Reddit Inc. won’t have to face a lawsuit from the victims of child pornography who claimed the company “turned a blind eye” to sex trafficking on its platform, the Ninth Circuit court of appeals ruled Monday.
The social discussion platform—one of the most visited websites in the world—successfully invoked the legal immunity provided by Section 230 of the Communications Decency Act. That 1996 law, which protects internet platforms from lawsuits over content posted by their users, has faced increasing scrutiny in recent years, with critics from both ends of the political spectrum arguing that it shields some of the world’s largest companies from accountability.
The case hinged on the legislative text of a 2018 amendment to Section 230, known as the Fight Online Sex Trafficking Act, which created a carve-out to the broad legal protection by allowing victims of trafficking to bring civil lawsuits against platforms that helped the traffickers.
But the Ninth Circuit panel ruled on Monday that Section 230 still protects Reddit despite FOSTA, as the plaintiffs failed to show that the platform “knowingly benefited” from the trafficking, Judge Milan D. Smith wrote for the court.
As enacted, FOSTA “retains only a limited capacity to accomplish its original goal of allowing trafficking victims to hold websites accountable,” Smith wrote.
“However, this is a flaw, or perhaps a feature, that Congress wrote into the statute, and is not one we can rewrite by judicial fiat,” he said.
The lawsuit contained hundreds of allegations that Reddit over the last decade ignored requests to remove child pornography posted on discussion threads known as subreddits, while profiting from advertisements featured on those threads. Reddit’s unique content moderation system allows volunteer moderators to regulate posts on the topic-specific forums.
The complaint, filed as a class action in the Central District of California in 2021, claimed that numerous subreddits on the website explicitly focus on sharing child sexual-abuse material. District Judge James Selna dismissed the case, citing Section 230, and the plaintiffs appealed.
Attorneys for both parties didn’t respond to requests for comment.
FOSTA’s ‘Limited Capacity’
FOSTA was enacted in the wake of congressional and federal law enforcement investigations into Backpage.com, a classified advertising website accused of harboring child sex trafficking.

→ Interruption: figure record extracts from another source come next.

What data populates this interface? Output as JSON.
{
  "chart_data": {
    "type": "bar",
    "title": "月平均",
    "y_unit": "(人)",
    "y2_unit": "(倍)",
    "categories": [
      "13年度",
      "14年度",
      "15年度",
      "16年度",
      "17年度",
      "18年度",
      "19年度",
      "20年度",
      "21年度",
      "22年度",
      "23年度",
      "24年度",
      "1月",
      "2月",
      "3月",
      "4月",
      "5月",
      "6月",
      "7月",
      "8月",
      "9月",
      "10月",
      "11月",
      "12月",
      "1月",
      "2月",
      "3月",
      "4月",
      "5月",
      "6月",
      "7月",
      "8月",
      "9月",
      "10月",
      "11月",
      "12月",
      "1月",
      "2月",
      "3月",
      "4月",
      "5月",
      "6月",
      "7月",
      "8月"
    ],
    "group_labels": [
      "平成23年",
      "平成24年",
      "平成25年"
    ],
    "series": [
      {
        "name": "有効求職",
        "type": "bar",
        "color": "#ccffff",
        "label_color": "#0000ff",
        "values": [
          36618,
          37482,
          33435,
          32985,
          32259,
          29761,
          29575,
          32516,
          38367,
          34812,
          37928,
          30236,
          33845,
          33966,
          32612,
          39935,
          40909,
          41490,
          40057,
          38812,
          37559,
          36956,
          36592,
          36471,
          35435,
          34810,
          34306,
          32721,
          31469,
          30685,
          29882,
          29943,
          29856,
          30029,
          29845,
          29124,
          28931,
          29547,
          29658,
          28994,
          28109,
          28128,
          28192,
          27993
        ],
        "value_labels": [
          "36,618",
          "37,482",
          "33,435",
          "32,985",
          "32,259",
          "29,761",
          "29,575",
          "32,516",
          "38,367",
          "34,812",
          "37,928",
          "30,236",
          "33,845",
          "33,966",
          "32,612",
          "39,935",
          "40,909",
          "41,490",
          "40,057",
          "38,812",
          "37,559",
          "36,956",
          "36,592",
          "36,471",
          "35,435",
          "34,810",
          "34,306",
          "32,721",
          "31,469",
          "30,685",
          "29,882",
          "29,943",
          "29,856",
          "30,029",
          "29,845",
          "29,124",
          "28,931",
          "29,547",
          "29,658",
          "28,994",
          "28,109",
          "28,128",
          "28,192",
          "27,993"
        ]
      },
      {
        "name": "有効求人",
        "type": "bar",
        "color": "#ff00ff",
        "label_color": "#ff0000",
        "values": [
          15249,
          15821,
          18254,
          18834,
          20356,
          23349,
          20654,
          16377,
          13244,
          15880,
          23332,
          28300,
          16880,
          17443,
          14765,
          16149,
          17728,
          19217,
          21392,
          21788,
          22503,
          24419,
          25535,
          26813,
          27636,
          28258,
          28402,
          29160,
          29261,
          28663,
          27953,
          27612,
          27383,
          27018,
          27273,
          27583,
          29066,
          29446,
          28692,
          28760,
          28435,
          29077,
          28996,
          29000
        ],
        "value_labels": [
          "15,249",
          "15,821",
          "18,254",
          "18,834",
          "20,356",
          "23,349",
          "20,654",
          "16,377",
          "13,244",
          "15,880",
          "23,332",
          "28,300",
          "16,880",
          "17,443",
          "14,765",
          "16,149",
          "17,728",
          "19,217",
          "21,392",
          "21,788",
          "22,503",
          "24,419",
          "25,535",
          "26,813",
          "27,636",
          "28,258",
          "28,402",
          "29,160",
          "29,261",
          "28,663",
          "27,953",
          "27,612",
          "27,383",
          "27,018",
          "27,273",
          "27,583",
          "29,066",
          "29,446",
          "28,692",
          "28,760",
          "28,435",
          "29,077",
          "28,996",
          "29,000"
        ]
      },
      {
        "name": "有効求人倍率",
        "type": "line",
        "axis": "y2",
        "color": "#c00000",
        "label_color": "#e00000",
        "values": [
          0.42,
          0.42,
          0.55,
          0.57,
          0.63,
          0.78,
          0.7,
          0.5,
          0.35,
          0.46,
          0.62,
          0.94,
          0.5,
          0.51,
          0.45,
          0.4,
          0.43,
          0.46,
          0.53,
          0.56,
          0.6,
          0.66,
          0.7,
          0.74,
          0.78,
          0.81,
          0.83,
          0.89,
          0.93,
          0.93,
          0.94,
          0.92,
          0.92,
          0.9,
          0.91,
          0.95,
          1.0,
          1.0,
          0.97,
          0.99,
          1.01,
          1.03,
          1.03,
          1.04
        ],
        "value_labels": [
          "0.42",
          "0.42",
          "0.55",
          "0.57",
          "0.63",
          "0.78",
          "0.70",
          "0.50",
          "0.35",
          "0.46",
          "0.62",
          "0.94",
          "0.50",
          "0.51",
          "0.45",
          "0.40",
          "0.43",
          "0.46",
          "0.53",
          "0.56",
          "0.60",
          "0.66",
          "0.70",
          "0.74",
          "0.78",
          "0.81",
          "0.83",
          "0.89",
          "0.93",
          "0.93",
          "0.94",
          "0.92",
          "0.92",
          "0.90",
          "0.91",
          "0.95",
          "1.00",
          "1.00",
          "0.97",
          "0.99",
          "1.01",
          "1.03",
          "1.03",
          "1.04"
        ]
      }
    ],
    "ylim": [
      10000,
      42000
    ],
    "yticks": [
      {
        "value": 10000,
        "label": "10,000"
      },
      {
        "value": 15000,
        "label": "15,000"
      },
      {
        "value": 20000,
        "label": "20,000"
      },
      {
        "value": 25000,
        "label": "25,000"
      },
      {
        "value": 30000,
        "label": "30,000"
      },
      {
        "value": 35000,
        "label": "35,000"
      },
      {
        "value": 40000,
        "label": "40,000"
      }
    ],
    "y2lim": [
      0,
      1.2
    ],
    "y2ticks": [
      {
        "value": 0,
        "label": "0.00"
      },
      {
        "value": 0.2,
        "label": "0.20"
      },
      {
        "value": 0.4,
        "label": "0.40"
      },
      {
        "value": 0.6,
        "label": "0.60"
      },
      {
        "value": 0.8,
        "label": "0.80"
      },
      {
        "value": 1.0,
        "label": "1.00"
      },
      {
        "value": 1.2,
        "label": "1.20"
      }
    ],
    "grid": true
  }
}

The Justice Department seized the website in 2018 and charged its executives with facilitating prostitution.
The legislation has been the only major modification to Section 230 in its more than quarter-century existence despite dozens of recent proposals from both parties seeking to amend or repeal the law.
Legal scholars have pointed out that FOSTA is confusing because it references two different legal standards to evaluate what level of knowledge of trafficking websites like Reddit had to have in order to face liability.
FOSTA states that the liability shield doesn’t apply when plaintiffs bring a civil claim for sex trafficking “if the underlying claim constitutes a violation of” the federal criminal sex trafficking ban.
Smith wrote that plain text of the statue and its legislative history indicate that Reddit is still shielded by Section 230.
He said that in order to bring a civil lawsuit against Reddit, plaintiffs first have to show the platform “knowingly benefited” from trafficking—a high knowledge standard outlined in the criminal trafficking ban. The civil code, in contrast, contains a lower knowledge standard: that Reddit “knew of should have known” of the trafficking.
The plaintiffs argued in their briefs that such a reading runs contrary to the purpose of the legislation, “imperils civil enforcement of federal sex-trafficking laws,” and “denies victims the remedies that Congress guaranteed.”
Smith wrote that the victims may have succeeded in their lawsuit under the original version of the FOSTA bill, but a last-minute amendment set the the higher knowledge standard.
The lawsuit didn’t allege that Reddit itself “actively participated in sex trafficking,” he said.
“The plaintiffs have not alleged a connection between the child pornography posted on Reddit and the revenue Reddit generates, other than the fact that Reddit makes money from advertising on all popular subreddits,” the opinion said.
The Ninth Circuit’s decision comes after the US Supreme Court early this month decided that it will hear a case challenging whether YouTube’s recommendation algorithms are protected under Section 230. The case will be the first time the country’s highest court will weigh in on the scope of the law.
Judge Gerswin A. Drain joined the opinion. Judge Ryan D. Nelson wrote an concurring opinion, agreeing with the outcome reached by the majority but disagreeing with the opinion’s need to discuss of the legislative history of FOSTA.
Susman Godfrey LLP and Pollock Cohen LLP represent the victims. Gibson Dunn & Crutcher LLP represents Reddit.
The case is Does v. Reddit Inc., 9th Cir., No. 21-56293, published opinion 10/24/22.